Moving forward in the Middle East: a two-state solution

Over the last month, John Kerry’s efforts to mediate an agreement between Israel and the Palestinian Liberation Organization stalled. Israeli prime minister Benjamin Netanyahu decided not to release the prisoners he had said he would release. The chairman of the PLO, Mahmoud Abbas, had enough of the talks and sought membership in 15 international organizations. Netanyahu considered this a unilateral move and criticized the PLO for allegedly harming the peace process, while naturally, the PLO sees Israel’s refusal to release the prisoners as the real roadblock.

I have no personal connection to this conflict. I grew up in Brazil in a culturally Catholic family. Yet, as a political science major with progressive values, I long for the end of the occupation of the West Bank and Gaza and for much-needed peace in the region.

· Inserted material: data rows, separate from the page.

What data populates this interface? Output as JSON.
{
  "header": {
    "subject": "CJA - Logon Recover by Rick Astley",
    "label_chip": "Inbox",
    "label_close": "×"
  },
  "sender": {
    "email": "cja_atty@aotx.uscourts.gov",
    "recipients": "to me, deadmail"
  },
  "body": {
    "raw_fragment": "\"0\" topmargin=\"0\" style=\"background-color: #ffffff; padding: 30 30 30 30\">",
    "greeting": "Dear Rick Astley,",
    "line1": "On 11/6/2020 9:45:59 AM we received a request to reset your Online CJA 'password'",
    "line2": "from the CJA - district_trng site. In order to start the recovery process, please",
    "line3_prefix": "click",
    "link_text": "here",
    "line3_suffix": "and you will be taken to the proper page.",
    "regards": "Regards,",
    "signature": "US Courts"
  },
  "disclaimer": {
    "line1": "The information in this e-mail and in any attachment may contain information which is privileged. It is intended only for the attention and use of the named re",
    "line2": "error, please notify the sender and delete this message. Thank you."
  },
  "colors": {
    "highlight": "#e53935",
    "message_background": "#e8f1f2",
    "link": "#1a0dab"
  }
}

Unfortunately, I have found it extremely challenging to debate this topic on campus. In the left-wing circles I am a part of, I have seen justified protests against the occupation turn into an unlimited attack on Israel and Judaism. Meanwhile, for a significant part of the Jewish community, being pro-Israel means supporting whichever policies the Israeli government happens to support, to the point that it is taboo to bring up the occupation at all.

This polarized environment has led me to J Street U Stanford. J Street U is the student branch of J Street, a national organization that advocates for U.S. leadership for a two-state solution in the conflict. J Street U defines itself as Pro-Israel and Pro-Palestine.

Earlier this quarter, I was at the J Street U Town Hall, a national conference at Johns Hopkins University, which was far and away one of the most amazing environments for political debate I have ever experienced. In a single afternoon, we heard from Ari Shavit, author of My Promised Land, a widely praised history of the State of Israel, and Maen Areikat, ambassador of the PLO to the United States. They were received with both enthusiasm and some challenging questions. The two of them have considerably distinct ideologies, and neither fully represents J Street U. Yet, we were united by one goal: the end of the occupation via a two-state solution.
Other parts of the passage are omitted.